Figure 2. The condition effect estimated two ways from the same data. The between-subjects analysis (wide interval) carries person-to-person variability in its error; the within-subject repeated-measures analysis (narrow interval) removes it, sharpening the same estimate.

In code#

R#

R
library(lme4)
# subject as a random intercept removes person-to-person level differences
fit <- lmer(y ~ condition + (1 | subject), data = d)
# Compare with a between-subjects fit that ignores the pairing:
between <- lm(y ~ condition, data = d)   # wider SEs — subject variance in error

Python#

Python
import numpy as np
import pandas as pd
import statsmodels.formula.api as smf

rng = np.random.default_rng(3)
n_subj = 12
subj_level = rng.normal(0, 4.0, n_subj)           # big between-subject spread
tau = {"c1": 0.0, "c2": 2.0, "c3": 3.0}           # condition effects
rows = []
for i in range(n_subj):
    for c, t in tau.items():
        rows.append((i, c, 10 + subj_level[i] + t + rng.normal(0, 1.0)))
d = pd.DataFrame(rows, columns=["subject", "condition", "y"])

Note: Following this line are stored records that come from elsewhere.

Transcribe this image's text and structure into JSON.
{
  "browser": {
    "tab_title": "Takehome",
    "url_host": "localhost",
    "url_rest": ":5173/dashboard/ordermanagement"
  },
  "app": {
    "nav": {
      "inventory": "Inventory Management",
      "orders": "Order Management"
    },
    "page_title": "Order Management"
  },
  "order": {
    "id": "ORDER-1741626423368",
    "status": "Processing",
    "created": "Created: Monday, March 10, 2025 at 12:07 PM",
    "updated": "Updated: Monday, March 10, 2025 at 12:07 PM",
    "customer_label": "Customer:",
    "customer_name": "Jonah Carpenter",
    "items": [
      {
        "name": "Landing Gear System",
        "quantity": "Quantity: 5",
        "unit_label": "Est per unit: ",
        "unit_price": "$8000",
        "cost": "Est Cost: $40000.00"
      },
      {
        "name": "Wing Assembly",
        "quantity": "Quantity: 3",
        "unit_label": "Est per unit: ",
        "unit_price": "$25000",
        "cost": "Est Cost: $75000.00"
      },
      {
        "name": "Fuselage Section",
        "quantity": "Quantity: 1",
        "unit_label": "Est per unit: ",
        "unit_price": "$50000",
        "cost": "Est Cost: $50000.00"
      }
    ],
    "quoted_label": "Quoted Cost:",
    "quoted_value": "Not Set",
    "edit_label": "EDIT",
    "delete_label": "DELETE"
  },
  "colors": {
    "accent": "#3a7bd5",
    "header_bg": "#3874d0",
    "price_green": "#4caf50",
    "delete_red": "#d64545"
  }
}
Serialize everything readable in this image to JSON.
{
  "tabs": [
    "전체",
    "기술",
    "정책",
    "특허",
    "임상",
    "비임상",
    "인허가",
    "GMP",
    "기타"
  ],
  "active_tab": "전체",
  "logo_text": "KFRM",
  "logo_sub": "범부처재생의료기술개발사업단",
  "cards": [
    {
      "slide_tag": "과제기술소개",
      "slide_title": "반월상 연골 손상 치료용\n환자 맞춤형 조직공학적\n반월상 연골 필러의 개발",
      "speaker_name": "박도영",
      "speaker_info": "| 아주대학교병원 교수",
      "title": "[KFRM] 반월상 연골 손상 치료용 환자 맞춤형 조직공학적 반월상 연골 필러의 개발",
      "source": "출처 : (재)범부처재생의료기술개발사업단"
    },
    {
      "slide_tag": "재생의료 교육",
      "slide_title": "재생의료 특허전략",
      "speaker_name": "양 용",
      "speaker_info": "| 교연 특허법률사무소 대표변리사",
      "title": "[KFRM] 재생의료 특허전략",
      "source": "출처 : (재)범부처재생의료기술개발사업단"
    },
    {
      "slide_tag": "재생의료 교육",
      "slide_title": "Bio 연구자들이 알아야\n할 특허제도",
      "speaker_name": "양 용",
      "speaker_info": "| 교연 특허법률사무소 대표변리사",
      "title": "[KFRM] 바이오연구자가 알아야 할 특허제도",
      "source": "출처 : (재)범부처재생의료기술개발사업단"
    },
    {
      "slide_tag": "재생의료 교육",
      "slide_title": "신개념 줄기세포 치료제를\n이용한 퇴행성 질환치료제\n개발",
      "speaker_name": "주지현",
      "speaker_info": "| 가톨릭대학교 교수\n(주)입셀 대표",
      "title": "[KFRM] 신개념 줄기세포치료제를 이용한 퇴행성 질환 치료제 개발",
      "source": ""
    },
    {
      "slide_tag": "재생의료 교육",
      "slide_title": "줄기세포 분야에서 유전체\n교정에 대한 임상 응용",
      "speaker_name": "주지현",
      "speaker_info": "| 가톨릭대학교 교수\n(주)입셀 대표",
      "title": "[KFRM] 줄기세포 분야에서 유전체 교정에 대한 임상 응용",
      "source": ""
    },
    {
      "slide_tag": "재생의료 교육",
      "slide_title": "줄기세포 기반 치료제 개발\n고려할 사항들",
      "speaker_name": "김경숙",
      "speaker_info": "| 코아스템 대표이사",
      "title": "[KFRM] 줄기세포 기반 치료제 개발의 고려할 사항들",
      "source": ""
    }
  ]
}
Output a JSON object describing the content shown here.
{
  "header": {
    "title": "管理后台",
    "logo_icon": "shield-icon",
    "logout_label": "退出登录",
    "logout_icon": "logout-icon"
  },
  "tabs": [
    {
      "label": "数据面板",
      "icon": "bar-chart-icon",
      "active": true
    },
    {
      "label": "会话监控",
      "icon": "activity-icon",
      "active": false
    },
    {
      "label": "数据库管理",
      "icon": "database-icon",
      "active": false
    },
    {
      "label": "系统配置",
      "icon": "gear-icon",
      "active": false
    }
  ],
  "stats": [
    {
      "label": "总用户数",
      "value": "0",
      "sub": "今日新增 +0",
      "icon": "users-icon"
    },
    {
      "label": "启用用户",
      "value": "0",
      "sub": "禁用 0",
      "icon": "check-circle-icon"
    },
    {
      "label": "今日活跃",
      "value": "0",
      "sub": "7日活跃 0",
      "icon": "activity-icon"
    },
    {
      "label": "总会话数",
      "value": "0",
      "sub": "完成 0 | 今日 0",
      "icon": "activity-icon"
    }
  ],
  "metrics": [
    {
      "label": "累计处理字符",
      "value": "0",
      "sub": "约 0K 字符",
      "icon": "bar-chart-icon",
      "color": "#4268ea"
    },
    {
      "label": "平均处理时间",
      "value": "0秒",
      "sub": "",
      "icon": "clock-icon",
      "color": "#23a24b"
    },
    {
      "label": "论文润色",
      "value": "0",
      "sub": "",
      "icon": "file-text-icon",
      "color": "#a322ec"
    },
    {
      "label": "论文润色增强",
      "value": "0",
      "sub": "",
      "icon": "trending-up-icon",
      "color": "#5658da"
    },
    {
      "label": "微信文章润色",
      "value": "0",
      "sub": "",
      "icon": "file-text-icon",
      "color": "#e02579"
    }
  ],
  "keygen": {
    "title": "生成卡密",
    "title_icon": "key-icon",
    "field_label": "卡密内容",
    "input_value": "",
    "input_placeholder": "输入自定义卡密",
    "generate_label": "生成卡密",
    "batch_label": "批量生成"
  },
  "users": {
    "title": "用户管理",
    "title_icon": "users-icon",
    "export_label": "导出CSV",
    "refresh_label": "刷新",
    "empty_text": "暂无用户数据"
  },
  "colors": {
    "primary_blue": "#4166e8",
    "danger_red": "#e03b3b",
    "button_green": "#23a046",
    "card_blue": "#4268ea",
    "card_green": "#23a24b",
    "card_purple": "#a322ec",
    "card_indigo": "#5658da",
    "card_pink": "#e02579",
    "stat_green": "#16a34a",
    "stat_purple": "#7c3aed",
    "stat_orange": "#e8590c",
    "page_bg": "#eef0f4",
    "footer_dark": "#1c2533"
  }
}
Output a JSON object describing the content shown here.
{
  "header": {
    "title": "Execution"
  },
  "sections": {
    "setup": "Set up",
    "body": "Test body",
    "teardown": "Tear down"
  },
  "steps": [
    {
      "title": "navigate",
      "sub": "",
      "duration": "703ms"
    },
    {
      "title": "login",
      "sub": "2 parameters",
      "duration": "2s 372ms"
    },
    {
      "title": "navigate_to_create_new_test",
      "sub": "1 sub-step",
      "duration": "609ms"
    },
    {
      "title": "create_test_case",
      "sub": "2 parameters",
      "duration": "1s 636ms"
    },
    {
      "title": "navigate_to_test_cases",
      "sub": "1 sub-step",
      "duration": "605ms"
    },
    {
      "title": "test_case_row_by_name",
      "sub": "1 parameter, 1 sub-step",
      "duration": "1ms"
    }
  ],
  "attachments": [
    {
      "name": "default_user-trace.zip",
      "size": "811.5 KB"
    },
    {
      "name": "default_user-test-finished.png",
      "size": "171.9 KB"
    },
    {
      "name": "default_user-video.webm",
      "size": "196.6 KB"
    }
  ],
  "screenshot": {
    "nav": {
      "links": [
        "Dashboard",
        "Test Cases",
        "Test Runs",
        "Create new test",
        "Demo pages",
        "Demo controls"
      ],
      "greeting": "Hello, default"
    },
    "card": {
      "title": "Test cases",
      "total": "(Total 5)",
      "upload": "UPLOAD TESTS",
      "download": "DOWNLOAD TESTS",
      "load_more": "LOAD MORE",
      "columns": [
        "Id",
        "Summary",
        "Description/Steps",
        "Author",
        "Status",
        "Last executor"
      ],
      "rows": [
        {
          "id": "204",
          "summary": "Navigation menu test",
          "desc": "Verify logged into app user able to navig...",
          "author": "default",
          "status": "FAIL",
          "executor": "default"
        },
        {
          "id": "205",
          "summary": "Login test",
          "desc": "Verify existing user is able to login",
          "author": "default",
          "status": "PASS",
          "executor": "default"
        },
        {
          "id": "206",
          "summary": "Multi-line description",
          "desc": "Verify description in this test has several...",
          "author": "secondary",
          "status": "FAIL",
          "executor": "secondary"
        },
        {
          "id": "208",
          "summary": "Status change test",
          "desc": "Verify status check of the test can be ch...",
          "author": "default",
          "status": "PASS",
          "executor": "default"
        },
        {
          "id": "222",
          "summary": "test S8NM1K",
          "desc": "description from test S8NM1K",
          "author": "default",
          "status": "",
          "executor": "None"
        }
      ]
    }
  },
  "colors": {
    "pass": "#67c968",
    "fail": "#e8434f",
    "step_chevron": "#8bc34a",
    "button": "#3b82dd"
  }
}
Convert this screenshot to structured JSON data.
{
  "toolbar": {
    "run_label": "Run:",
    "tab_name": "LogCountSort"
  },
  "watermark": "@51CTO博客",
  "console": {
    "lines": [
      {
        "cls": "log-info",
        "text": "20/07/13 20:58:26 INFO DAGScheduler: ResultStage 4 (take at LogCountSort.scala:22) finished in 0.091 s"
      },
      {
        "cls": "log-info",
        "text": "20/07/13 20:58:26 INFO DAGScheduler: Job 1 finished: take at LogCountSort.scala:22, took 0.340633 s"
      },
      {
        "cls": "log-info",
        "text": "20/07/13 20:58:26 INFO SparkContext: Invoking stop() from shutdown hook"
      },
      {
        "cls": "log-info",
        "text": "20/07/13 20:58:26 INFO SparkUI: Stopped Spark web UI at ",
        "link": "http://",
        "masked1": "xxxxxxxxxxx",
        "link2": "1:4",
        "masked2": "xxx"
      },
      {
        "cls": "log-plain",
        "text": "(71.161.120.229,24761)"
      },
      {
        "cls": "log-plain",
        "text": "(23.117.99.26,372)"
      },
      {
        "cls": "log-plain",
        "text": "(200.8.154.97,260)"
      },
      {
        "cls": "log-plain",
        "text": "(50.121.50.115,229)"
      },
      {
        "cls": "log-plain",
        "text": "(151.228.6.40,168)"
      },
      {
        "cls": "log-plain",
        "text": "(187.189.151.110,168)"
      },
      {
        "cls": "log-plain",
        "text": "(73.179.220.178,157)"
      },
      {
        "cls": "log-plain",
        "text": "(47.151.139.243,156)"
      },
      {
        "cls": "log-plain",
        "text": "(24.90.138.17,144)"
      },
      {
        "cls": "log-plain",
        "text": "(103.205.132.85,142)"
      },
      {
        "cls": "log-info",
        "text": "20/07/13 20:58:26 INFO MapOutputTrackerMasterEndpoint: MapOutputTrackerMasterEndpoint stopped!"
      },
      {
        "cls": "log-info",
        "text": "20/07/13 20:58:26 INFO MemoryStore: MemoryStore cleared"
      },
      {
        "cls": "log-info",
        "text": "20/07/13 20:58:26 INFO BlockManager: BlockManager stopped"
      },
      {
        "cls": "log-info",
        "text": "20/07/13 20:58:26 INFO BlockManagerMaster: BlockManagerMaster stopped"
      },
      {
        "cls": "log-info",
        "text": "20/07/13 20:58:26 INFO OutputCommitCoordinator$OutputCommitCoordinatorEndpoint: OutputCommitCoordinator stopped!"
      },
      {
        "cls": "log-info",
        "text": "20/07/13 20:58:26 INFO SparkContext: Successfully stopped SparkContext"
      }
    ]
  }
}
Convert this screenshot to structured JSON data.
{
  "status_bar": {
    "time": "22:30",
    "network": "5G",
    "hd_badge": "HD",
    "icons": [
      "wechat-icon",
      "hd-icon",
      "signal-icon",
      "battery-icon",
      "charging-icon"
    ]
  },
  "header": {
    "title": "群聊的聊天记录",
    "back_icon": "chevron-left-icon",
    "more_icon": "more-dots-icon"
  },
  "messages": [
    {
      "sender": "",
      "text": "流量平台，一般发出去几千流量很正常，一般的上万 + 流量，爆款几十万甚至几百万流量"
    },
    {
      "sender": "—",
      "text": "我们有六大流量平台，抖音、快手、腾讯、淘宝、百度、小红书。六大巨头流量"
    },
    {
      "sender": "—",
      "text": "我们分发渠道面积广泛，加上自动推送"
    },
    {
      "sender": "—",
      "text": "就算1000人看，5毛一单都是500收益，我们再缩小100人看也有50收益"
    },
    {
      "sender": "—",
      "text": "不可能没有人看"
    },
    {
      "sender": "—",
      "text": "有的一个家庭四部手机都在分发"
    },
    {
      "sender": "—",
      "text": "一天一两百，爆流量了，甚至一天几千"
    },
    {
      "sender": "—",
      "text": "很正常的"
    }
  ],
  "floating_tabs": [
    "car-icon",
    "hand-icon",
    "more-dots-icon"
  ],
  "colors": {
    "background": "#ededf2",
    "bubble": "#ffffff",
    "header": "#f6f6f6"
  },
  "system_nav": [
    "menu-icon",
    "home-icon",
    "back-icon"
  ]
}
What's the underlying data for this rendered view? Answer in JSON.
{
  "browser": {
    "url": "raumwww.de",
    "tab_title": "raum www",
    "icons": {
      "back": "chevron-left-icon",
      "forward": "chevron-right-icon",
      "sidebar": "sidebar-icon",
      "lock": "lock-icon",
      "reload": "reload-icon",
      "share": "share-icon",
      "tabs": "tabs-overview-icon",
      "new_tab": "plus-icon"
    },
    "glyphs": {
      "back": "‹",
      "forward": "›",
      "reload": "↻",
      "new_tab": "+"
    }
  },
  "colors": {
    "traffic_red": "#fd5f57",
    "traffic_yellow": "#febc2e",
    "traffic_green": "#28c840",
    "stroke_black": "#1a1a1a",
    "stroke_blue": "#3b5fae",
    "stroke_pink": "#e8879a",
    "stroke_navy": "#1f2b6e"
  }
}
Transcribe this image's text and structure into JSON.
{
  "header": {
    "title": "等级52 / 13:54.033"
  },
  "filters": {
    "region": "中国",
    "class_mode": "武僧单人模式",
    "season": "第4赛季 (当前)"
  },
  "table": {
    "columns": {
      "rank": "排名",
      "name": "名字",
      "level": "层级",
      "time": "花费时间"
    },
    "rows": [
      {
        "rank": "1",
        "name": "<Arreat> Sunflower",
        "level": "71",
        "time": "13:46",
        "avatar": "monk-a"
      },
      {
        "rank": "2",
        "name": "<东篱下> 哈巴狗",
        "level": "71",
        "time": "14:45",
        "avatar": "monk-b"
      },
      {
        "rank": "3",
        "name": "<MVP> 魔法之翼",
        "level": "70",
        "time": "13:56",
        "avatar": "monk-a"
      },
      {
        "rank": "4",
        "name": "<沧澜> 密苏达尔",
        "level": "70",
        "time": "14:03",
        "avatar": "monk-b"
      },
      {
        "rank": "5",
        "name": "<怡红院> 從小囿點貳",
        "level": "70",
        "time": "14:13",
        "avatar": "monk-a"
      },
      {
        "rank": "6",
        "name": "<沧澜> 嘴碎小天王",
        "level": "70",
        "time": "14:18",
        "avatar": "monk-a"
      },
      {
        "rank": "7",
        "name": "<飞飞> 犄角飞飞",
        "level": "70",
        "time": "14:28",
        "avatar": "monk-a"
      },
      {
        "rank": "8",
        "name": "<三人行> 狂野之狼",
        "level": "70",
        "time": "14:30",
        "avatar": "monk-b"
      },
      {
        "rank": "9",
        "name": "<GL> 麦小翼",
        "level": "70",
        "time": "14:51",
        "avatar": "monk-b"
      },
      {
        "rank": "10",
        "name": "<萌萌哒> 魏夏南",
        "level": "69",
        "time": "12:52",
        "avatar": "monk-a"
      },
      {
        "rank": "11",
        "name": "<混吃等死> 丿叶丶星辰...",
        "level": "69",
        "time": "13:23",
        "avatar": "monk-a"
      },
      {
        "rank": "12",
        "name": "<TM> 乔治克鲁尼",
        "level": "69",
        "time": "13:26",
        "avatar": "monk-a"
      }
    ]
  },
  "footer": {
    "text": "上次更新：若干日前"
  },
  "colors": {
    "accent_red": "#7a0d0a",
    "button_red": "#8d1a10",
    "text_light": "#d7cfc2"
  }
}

within = smf.mixedlm("y ~ condition", d, groups=d["subject"]).fit()
between = smf.ols("y ~ condition", d).fit()
print("within  SE(c3):", round(within.bse["condition[T.c3]"], 2))
print("between SE(c3):", round(between.bse["condition[T.c3]"], 2))
within  SE(c3): 0.38
between SE(c3): 2.56

Julia#

Julia
using MixedModels, DataFrames
# (1 | subject) removes the subject-level differences from the error term
within = fit(MixedModel, @formula(y ~ condition + (1 | subject)), d)

Why it matters for statistics#

Repeated-measures designs are everywhere in longitudinal epidemiology and clinical research: cohort visits, pre/post interventions, serial biomarker measurements, animals followed over time. Treating the repeated observations as independent double-counts information and produces confidence intervals that are wrong in both directions — too narrow for between-subject effects, too wide for within-subject ones. Recognizing the subject as a blocking factor, and modelling the within-subject correlation, is what makes the analysis both honest and powerful; the crossover trial is the special case where the “conditions” are treatments given in sequence.